ATHENS (Reuters) -Greek parliament has voted in favour of setting up a committee that will investigate a government agency handling EU agricultural subsidies since 1998, following a scandal in which Greek farmers for years faked land ownership to receive the aid.
European prosecutors have found indications that farmers and state officials allegedly defrauded the European Union of subsidies for the use of pastureland at least since 2019.
In June, they referred the case to parliament – the only body that can investigate politicians – on suspicion that two former agriculture ministers from the ruling, centre-right New Democracy party, were involved in the case. They have both denied wrongdoing.
The case is hurting the popularity of Prime Minister Kyriakos Mitsotakis’ government, which came to power in 2019 and was re-elected in 2023 with a majority, polls show. Greek media reports have pointed to clientelism, or the trading of resources for political loyalty, as possibly motivating the fraud.
Late on Tuesday, parliament approved the government’s proposal to set up the committee to investigate the agency OPEKEPE, founded in 1998. The government controls 155 lawmakers in the 300-seat parliament.

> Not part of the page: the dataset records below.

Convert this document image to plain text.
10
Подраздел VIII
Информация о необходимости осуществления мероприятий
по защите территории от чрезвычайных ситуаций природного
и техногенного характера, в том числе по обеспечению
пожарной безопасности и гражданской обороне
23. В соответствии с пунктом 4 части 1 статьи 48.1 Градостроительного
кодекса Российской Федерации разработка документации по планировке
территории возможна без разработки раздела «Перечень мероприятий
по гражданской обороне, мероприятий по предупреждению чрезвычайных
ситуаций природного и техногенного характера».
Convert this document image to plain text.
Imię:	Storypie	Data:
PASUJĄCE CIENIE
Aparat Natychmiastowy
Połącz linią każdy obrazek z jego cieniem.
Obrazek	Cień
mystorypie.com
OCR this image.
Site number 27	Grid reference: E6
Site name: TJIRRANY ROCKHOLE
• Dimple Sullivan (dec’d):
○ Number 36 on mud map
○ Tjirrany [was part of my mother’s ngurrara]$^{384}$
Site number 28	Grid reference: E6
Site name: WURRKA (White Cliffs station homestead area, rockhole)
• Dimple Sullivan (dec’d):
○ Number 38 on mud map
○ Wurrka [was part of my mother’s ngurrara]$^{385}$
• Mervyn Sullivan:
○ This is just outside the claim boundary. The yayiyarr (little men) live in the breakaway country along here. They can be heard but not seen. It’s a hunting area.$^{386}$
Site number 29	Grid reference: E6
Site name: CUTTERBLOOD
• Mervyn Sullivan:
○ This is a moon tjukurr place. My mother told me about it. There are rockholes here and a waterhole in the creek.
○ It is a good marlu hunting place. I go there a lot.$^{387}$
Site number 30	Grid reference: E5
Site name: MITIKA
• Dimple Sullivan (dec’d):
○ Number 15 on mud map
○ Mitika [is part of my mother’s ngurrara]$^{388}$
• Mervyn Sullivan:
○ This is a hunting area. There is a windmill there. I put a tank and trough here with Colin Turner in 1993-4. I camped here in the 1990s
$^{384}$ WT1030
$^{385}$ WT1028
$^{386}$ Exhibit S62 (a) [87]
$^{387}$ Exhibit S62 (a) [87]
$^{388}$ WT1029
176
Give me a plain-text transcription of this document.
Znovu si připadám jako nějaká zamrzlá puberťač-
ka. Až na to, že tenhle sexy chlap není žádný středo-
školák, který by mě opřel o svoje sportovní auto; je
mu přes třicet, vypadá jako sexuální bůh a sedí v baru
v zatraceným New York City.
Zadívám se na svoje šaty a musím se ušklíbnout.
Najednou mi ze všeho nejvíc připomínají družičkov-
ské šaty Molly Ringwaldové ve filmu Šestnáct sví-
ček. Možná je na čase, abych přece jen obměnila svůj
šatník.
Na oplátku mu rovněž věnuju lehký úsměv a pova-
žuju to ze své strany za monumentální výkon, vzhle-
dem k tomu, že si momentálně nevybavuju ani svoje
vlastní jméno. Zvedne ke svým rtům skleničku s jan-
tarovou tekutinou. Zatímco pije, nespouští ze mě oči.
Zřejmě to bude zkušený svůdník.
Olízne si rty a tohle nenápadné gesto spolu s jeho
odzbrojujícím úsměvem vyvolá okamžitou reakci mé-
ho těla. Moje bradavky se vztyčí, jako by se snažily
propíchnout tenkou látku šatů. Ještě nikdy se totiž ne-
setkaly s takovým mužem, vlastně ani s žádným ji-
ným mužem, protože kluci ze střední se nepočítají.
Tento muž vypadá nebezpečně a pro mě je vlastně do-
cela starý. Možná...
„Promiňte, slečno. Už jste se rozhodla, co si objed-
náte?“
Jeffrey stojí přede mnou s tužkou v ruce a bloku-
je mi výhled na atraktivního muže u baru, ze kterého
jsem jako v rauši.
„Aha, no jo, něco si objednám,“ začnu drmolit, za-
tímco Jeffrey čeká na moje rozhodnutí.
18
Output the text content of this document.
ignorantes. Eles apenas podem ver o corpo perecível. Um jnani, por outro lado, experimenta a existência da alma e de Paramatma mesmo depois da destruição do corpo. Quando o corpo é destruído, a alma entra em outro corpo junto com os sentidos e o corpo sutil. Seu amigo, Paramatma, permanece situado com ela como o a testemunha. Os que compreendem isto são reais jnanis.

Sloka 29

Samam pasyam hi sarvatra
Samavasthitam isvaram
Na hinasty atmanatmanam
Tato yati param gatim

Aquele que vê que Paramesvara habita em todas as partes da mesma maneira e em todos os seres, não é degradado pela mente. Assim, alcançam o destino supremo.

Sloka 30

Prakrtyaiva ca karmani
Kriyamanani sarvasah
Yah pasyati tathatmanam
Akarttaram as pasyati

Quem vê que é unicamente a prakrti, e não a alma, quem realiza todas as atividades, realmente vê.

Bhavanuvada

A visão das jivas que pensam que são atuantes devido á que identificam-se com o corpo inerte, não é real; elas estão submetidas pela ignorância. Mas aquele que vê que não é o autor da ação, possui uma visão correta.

The main opposition, the Socialist PASOK party, which has 33 seats, and other leftist parties rejected the plan, accusing the government of stalling and digging up the past to cover up its responsibility.
They want a more powerful committee set up, that can directly charge ex-ministers and will focus on the European prosecutors’ case, instead of OPEKEPE’s operations over the years. They fear that delays could lead to the write-off of potential crimes under a statute of limitations.
Mitsotakis told parliament Greece has paid nearly 3 billion euros in EU fines related to the misuse of the farm subsidies over the past decades, calling OPEKEPE an “open wound” whose ills were timeless.